Klaus s’engagea à sa poursuite, et plus rapide, parvint à l’intercepter au milieu de l’escalier. Acculé au sol, Viktor lâcha malencontreusement la dague qui retomba dans un bruit cristallin quelques marches plus bas. D’un violent coup de poing à la mâchoire, il parvint à se dégager de l’emprise de Klaus. Sonné, ce dernier roula sur le côté laissant ainsi le champ libre à son adversaire pour s’emparer de la dague. En voyant l’arme à nouveau dans la main de son père, le vampire se redressa vivement en prenant appui sur la rampe en pierre. Il sentit alors une indicible colère l’envahir :
- Qu’ai-je fait pour que vous vous acharniez de la sorte ? hurla-t-il hors de lui.
Viktor lâcha un ricanement dédaigneux avant de répondre :
- Tu existes. Tu es sans doute ma plus grande honte, répondit-il impitoyable, ignorant le trouble qui apparut soudain sur le visage du jeune homme. Depuis que tu es enfant, j’ai senti que tu étais différent. Toujours à me contredire, à me défier… Et maintenant tu veux briser cette malédiction et devenir invincible. Jamais de la vie !
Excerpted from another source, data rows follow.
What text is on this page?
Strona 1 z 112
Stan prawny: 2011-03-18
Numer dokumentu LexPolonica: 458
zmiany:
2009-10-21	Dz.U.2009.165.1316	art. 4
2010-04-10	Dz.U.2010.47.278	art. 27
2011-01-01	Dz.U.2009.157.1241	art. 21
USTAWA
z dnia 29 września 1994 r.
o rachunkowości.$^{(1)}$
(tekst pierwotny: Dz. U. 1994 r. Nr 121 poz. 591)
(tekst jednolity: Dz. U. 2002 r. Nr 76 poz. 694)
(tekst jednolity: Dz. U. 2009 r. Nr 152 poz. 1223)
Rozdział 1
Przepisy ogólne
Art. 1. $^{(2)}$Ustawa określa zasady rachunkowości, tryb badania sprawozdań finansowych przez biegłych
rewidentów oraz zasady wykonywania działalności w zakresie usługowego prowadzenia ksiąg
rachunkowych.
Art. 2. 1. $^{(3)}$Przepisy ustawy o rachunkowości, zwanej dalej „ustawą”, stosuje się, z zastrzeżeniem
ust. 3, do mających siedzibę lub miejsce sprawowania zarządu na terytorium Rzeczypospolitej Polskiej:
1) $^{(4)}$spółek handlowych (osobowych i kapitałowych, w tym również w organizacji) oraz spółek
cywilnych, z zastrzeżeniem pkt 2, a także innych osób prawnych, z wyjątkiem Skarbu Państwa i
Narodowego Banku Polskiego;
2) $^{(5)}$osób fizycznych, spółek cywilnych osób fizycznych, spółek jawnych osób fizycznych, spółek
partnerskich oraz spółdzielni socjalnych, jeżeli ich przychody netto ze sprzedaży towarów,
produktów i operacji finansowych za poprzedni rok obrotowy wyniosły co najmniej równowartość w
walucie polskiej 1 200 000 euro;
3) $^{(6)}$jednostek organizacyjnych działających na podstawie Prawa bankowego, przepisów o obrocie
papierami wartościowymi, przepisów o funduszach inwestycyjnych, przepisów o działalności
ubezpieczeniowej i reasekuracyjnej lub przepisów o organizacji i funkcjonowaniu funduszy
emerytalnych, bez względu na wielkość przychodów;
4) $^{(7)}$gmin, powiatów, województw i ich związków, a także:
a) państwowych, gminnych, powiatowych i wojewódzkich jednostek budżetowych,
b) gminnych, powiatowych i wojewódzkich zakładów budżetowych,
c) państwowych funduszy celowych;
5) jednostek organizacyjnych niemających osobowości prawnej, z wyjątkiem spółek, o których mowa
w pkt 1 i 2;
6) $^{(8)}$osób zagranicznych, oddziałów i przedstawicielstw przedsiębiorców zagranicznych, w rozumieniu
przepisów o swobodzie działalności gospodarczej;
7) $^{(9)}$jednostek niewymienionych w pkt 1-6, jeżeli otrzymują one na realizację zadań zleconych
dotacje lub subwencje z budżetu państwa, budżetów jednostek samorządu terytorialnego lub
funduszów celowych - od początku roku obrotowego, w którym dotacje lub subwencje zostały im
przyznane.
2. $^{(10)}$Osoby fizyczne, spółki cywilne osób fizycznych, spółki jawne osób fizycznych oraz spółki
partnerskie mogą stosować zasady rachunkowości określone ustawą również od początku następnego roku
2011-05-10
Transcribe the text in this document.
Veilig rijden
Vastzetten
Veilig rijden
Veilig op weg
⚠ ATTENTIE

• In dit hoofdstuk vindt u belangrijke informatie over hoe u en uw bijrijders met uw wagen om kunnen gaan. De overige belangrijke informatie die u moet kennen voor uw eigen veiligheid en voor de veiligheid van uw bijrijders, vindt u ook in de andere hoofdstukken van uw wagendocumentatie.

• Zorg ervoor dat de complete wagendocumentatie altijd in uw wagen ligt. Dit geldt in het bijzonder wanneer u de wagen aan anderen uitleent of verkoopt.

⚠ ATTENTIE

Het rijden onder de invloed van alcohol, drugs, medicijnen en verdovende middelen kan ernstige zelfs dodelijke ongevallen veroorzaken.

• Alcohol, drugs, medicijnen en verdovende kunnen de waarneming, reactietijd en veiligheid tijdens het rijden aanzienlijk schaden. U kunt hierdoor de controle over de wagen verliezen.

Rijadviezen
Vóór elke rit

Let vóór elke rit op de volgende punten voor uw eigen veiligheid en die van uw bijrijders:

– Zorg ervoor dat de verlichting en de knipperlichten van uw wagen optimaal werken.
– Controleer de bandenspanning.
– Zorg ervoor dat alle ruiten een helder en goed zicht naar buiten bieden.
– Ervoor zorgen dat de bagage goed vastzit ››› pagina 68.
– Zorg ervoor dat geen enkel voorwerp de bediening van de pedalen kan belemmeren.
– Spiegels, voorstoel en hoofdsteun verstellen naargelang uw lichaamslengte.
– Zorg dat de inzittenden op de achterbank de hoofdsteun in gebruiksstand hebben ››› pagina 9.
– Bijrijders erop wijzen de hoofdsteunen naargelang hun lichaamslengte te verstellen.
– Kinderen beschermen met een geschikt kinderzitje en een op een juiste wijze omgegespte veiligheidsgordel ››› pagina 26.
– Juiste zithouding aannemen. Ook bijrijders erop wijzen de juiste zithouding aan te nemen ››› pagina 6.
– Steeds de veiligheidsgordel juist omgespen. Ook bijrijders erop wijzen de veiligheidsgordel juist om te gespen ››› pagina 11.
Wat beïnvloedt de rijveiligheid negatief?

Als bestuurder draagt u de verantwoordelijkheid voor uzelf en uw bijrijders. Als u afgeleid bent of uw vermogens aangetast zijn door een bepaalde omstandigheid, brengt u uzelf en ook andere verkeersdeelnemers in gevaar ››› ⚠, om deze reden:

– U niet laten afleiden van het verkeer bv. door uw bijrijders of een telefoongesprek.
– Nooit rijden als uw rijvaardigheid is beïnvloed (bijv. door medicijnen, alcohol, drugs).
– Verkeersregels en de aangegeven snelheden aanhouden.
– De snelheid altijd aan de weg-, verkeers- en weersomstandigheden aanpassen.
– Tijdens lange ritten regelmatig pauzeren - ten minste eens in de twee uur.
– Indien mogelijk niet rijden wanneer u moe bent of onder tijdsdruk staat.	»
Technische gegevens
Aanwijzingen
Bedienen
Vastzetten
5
Sur ces paroles, l’originel se jeta à nouveau sur son fils. Les deux hommes luttèrent, se rendant coup pour coup, dégringolant ou grimpant les marches pour parer ou au contraire attaquer son adversaire. Klaus agrippa le bras qui brandissait la dague et qui menaçait à tout moment de s’abattre sur lui. Mais malgré ses efforts, il ne parvint pas à désarmer Viktor. Ce dernier, galvanisé par la haine qu’il portait à celui qui avait irrémédiablement entaché son honneur, jeta ses dernières forces dans une ultime attaque. Précipitant sans ménagement, le jeune homme le mur, il lui enfonça violemment la dague dans la poitrine. Le souffle coupé par la douleur qui le foudroyait, Klaus ouvrit la bouche dans un cri silencieux.
Lorsque celui d’Anya retentit, le jeune homme se détacha des yeux impitoyables qui dévisageaient pour jeter un ultime regard en haut de l’escalier. Il croisa celui de la jeune femme, les deux mains posées sur sa bouche, horrifiée devant le visage devenu presque méconnaissable. Viktor lâcha alors son étreinte et laissa Klaus s’effondrer au bas des escaliers dans un bruit sourd. Il jeta un regard indifférent sur le corps sans vie étendu quelques mètres plus bas avant se retourner vers la jeune femme.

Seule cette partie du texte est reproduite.